Hizbullah, İsrail istihbaratı tarafından takip edilmemek için cep telefonlarını bırakıp çağrı cihazı kullanmaya başlamıştı. Kaynaklar, bu kararın ardından milyonlarca dolarlık yatırımla üretimin artırıldığını ve Lübnan'a bubi tuzağı haline getirilmiş binlerce cihaz sokulduğunu söylüyor.

Öte yandan ikinci dalga saldırıda telsiz ve güneş enerji panellerinin nasıl patlatıldığı henüz bilinmiyor.

NYT'nin patlayan telsizlerin görüntülerinden yola çıkarak yaptığı analizde, bunların çağrı cihazlarından daha ağır ve büyük olduğuna, bu yüzden daha fazla hasar yarattığına işaret ediliyor. 

Ayrıca telsizlerin patlamasıyla daha büyük yangınlar çıktığına, bunun da çağrı cihazlarına kıyasla telsizlere daha fazla patlayıcı yerleştirilmiş olabileceğini gösterdiğine dikkat çekiliyor.

Lübnan'ın açıkladığı rakamlara göre telsizlerin patlatılmasıyla en az 71 ev ve dükkanla 18 sivil araç ve motosiklet yandı. 

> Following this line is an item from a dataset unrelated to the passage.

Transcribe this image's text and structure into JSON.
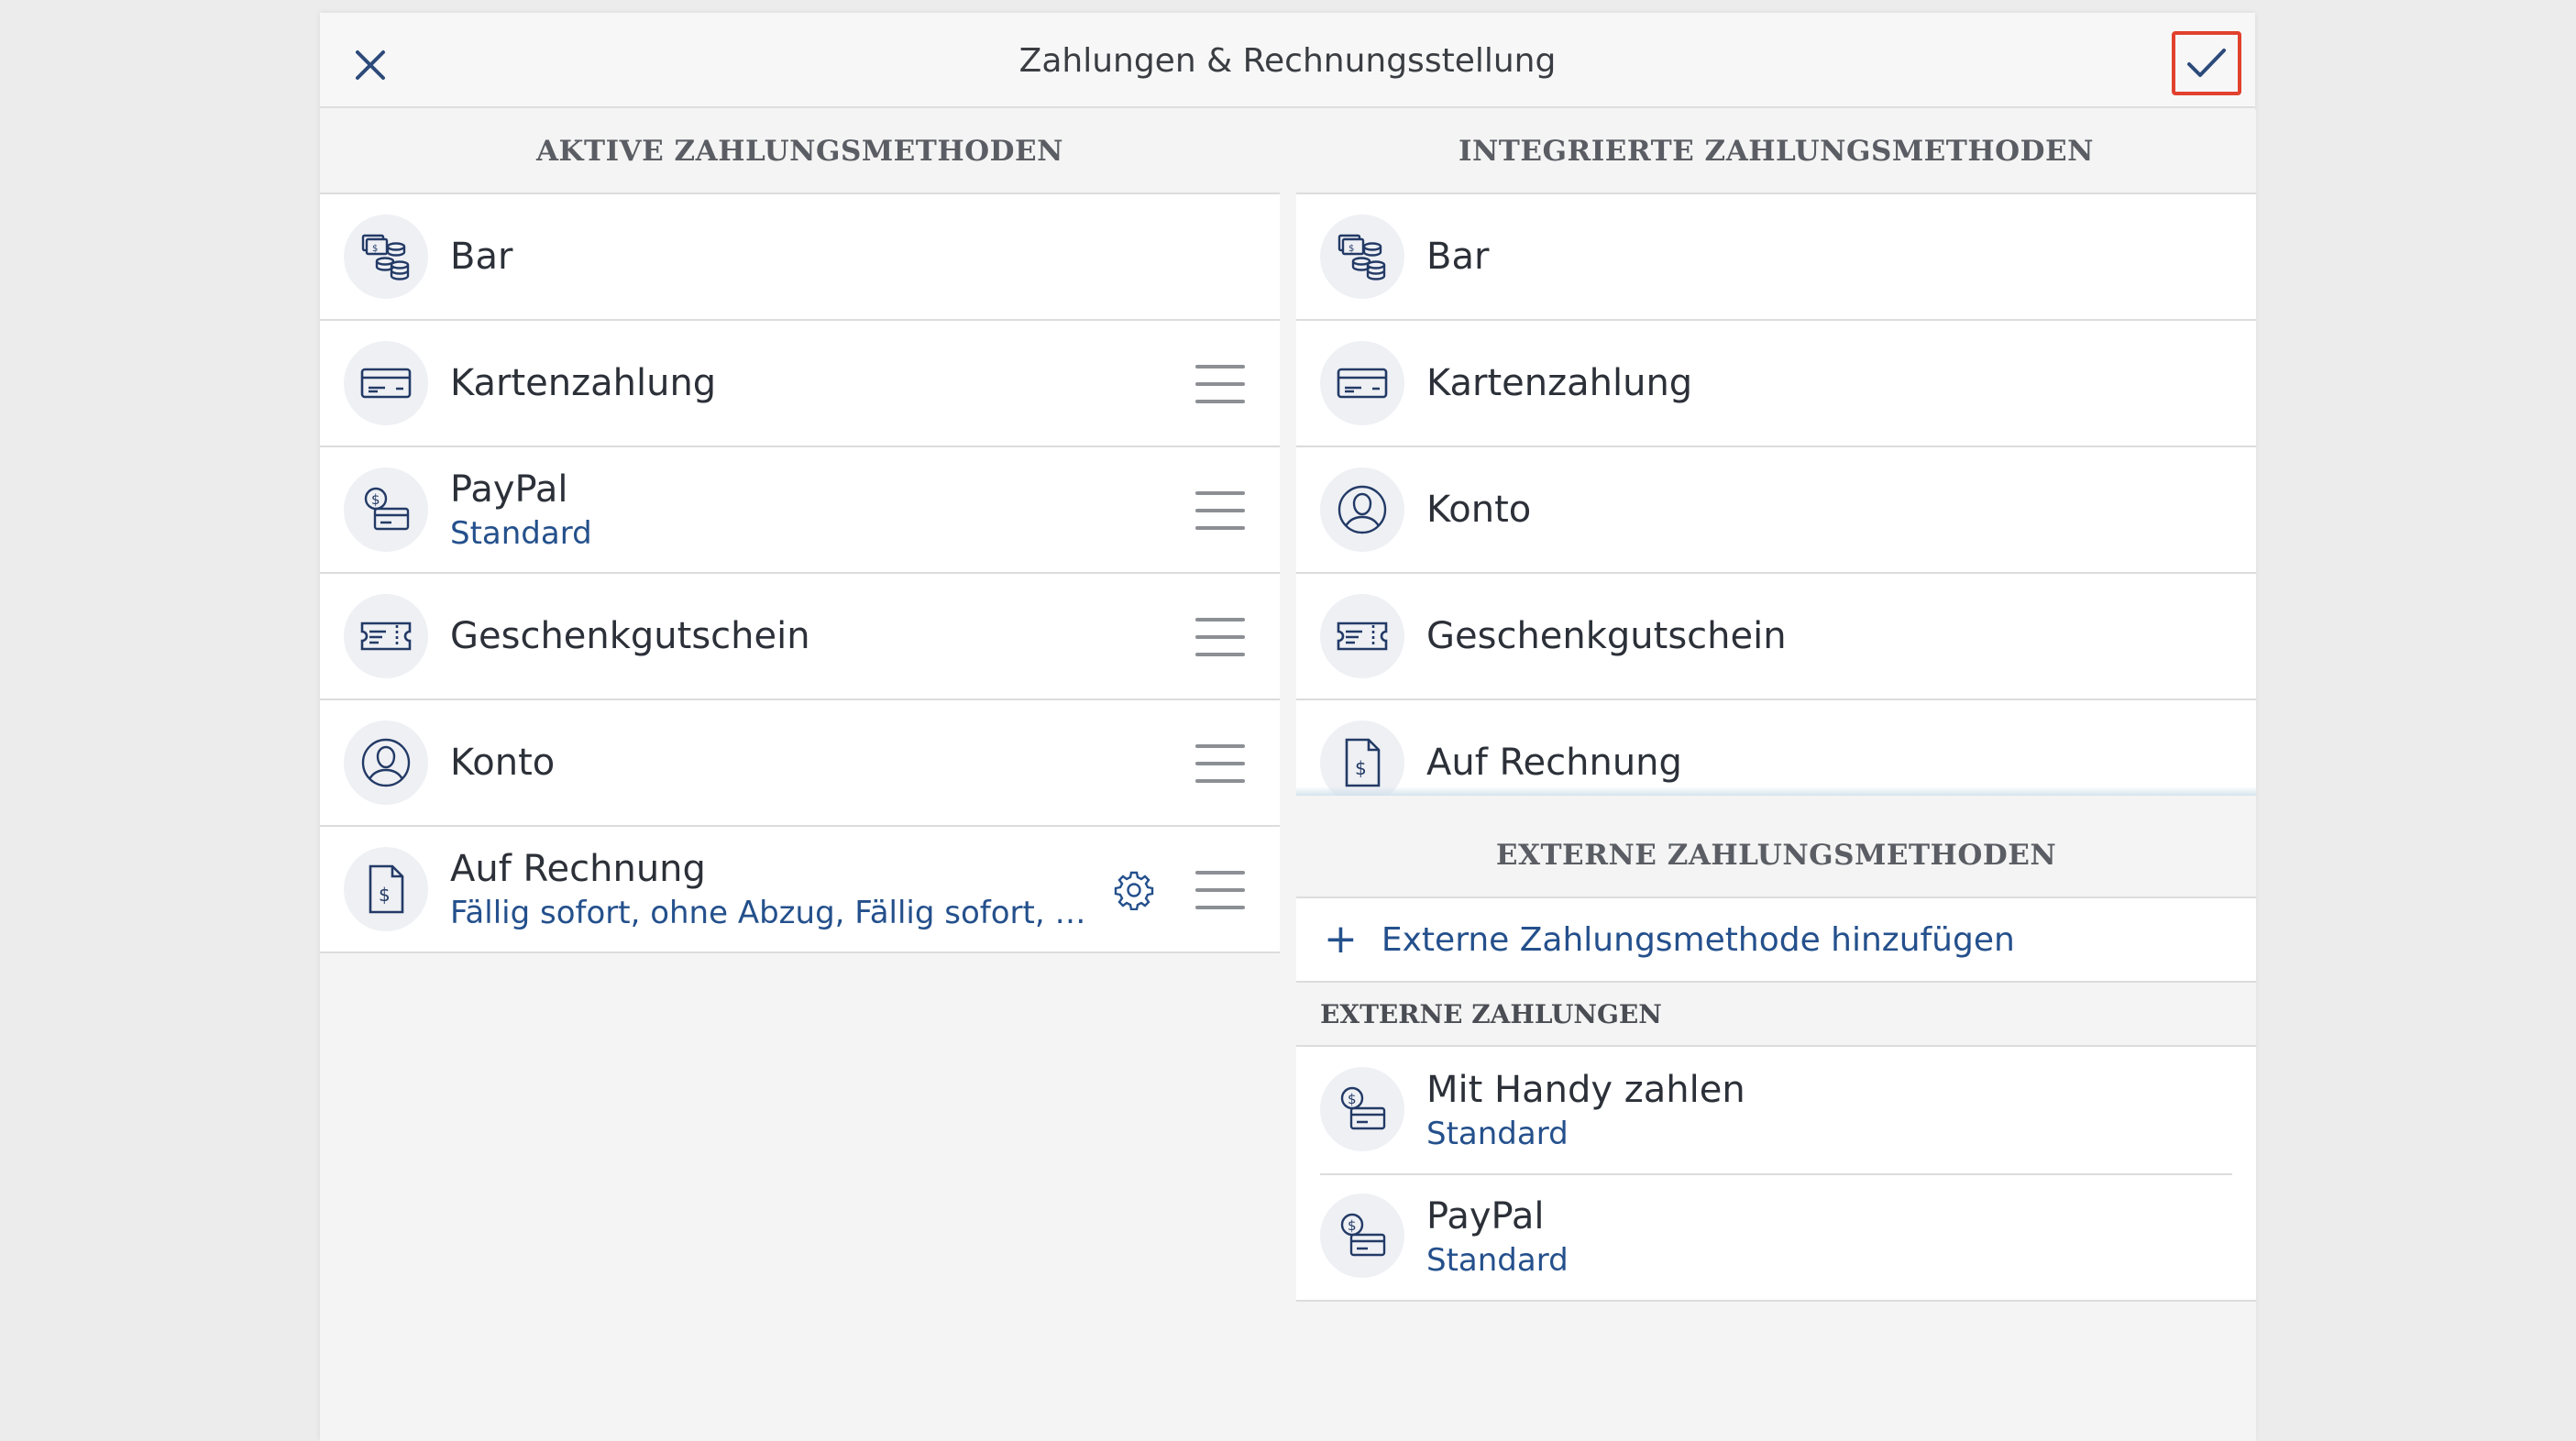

Telsizlerden bazılarında Japon firması Icom'un amblemi görülüyor. Ancak şirket, IC-V82 model numaralı telsizlerin ve bunlarda kullanılan bataryaların üretiminin neredeyse 10 yıl önce durdurulduğunu belirtiyor. Patlayıcıların bu cihazlara nasıl yerleştirildiğiyse henüz netleştirilemedi. Icom, bu telsizlerin sahte olabileceğini öne sürüyor.

Lübnan medyasındaki haberlerde, saldırıda en az iki güneş enerjisi panelinin de alev aldığı bildiriliyor. Saldırılarda çıkan küçük çaplı yangınların söndürüldüğü bildirilirken, patlamada bir kız çocuğunun yaralandığı aktarılıyor. Ancak bu panellerin infilak ettirilen diğer cihazların etkisiyle mi alev aldığı yoksa uzaktan kumandayla mı patlatıldığı belli değil. 

Amerikan düşünce kuruluşu Soufan Center'dan Clara Broekaert, CNN'e açıklamasında saldırı dalgasının Lübnan halkının psikolojisini olumsuz etkilediğini ve Hizbullah üzerinde misilleme baskısı oluşturduğuna dikkat çekerek şunları söylüyor:

Saldırılarda günlük hayatın böylesine korkunç, beklenmedik ve geniş ölçekte kesintiye uğratılması, misilleme yapılmasına yönelik ekstra bir baskı yaratacaktır diye düşünüyorum. İnsanlar yaşananların hesabının sorulduğunu görmek istiyor.

Üst üste gelen saldırıların ardından dün Hizbullah, İsrail sınırındaki el-Merc bölgesine füze fırlattı. İkisi ağır 8 İsraillinin yaralandığı bildirilirken, bu kişilerin sivil veya asker olduğuna ilişkin bilgi paylaşılmadı.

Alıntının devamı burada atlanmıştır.